Essas tecnologias configuram-se como mecanismos que não apenas mediam a prática educativa, mas também condicionam comportamentos, orientam planejamentos educacionais e redefinem currículos e avaliações. Por meio de artefatos e objetos de ensino digitais, os capitais envolvidos nessa indústria constroem novos mercados educacionais, ampliando sua influência sobre o trabalho docente, os processos de ensino-aprendizagem e as políticas públicas relacionadas à educação. Essa dinâmica acentua a mercantilização da educação, introduzindo tensões e contradições no trabalho dos(as) professores(as) e na autonomia pedagógica, especialmente no contexto brasileiro, no qual as disputas sobre a escola tornam-se instrumentos na escalada dos conflitos políticos. Nesse cenário, emergem tendências como a “Escola Sem Partido”, a militarização, a censura a materiais didáticos, o crescimento das escolas confessionais, o controle parental sobre o currículo e a regulamentação de conteúdos e práticas pedagógicas. Faz-se um convite à reflexão, a partir das contribuições aqui reunidas, sobre quais papéis primários ou secundários as EdTechs desempenharão nessa conjuntura, agravada pelo fato de que a expansão dessas tecnologias reflete, na quase totalidade da indústria, um movimento mais amplo de financeirização e mercantilização da educação, no qual as soluções digitais tornam-se parte de estratégias de acumulação de capital baseadas em dados e no controle dos processos educacionais.

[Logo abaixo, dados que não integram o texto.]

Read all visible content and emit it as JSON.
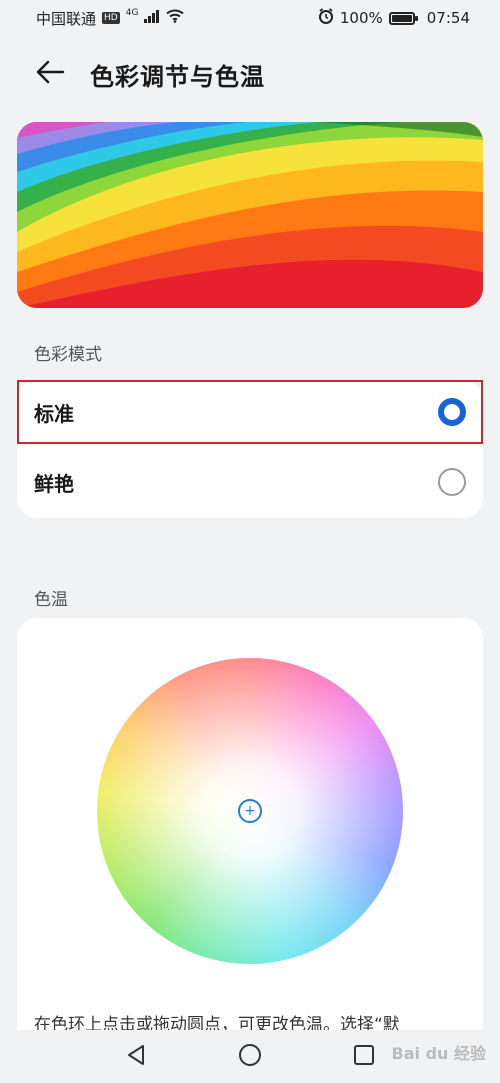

Assim, as leitoras e os leitores têm a oportunidade de acessar análises que iluminam diferentes aspectos desse fenômeno. Vânia Pereira Moraes Lopes, Patrícia Menezes dos Santos e Elza Margarida de Mendonça Peixoto discutem a invasão das empresas de tecnologias educacionais (EdTechs) na educação pública da Bahia, examinando contratos de aquisição de equipamentos e serviços dessas empresas, à luz de seus impactos no trabalho docente e na disputa pelo projeto de educação pública. Moacir Fernando Viegas e Marcelo Eder Lamb sintetizam os trabalhos publicados sobre plataformas digitais na educação básica, que descrevem como parte de um processo de “plataformização da educação”, associado à reconfiguração do Estado. Geo Saura, por sua vez, analisa o potencial e o fetichismo da inteligência artificial (IA) na transfiguração da educação, alavancados pela crise da SARS-COV-2. Fechando este bloco, Allan Kenji Seki examina a indústria de EdTechs na França (2002-2022) ao destacar a alta concentração de empresas voltadas à formação profissional e continuada, impulsionada por políticas de financiamento estatais. Além disso, o autor aponta o protagonismo dos capitais financeiros e a concentração de mercado, resultando na formação de oligopólios e na financeirização do ensino.

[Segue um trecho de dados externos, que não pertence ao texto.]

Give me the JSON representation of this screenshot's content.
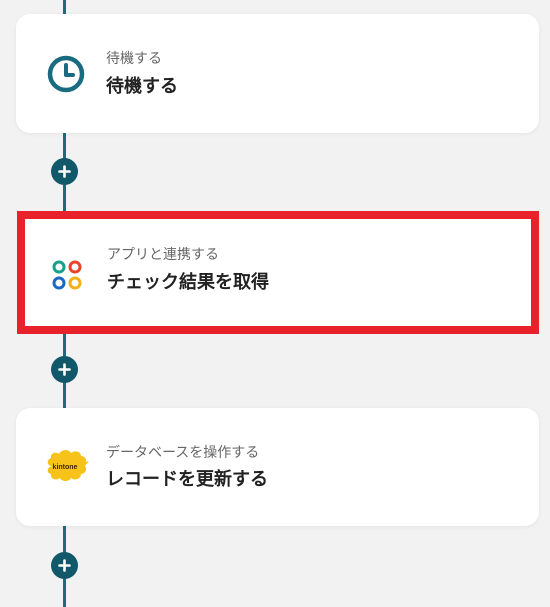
{
  "steps": [
    {
      "category": "待機する",
      "title": "待機する",
      "icon": "clock-icon"
    },
    {
      "category": "アプリと連携する",
      "title": "チェック結果を取得",
      "icon": "app-integration-icon"
    },
    {
      "category": "データベースを操作する",
      "title": "レコードを更新する",
      "icon": "kintone-logo-icon",
      "logo_text": "kintone"
    }
  ],
  "colors": {
    "flow_line": "#1c6a7a",
    "add_button": "#12586b",
    "highlight_border": "#e8212a",
    "clock": "#1a6b80",
    "kintone_yellow": "#f7c31a"
  }
}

Intenciona-se com o dossiê demonstrar a força e a pertinência de ações adotadas, a exemplo de como a entrega da formação e do trabalho docente às determinações do capitalismo atual terá, direta e indiretamente, largo alcance sobre a formação futura da juventude brasileira e do destino nacional. É nesse ensejo que convidamos os pesquisadores e as pesquisadoras aqui reunidos a se interrogarem, a partir de suas concepções teórico-metodológicas e de seus campos de pesquisa, sobre como perseguir os caminhos da crítica.

Agradecimentos

Não se aplica.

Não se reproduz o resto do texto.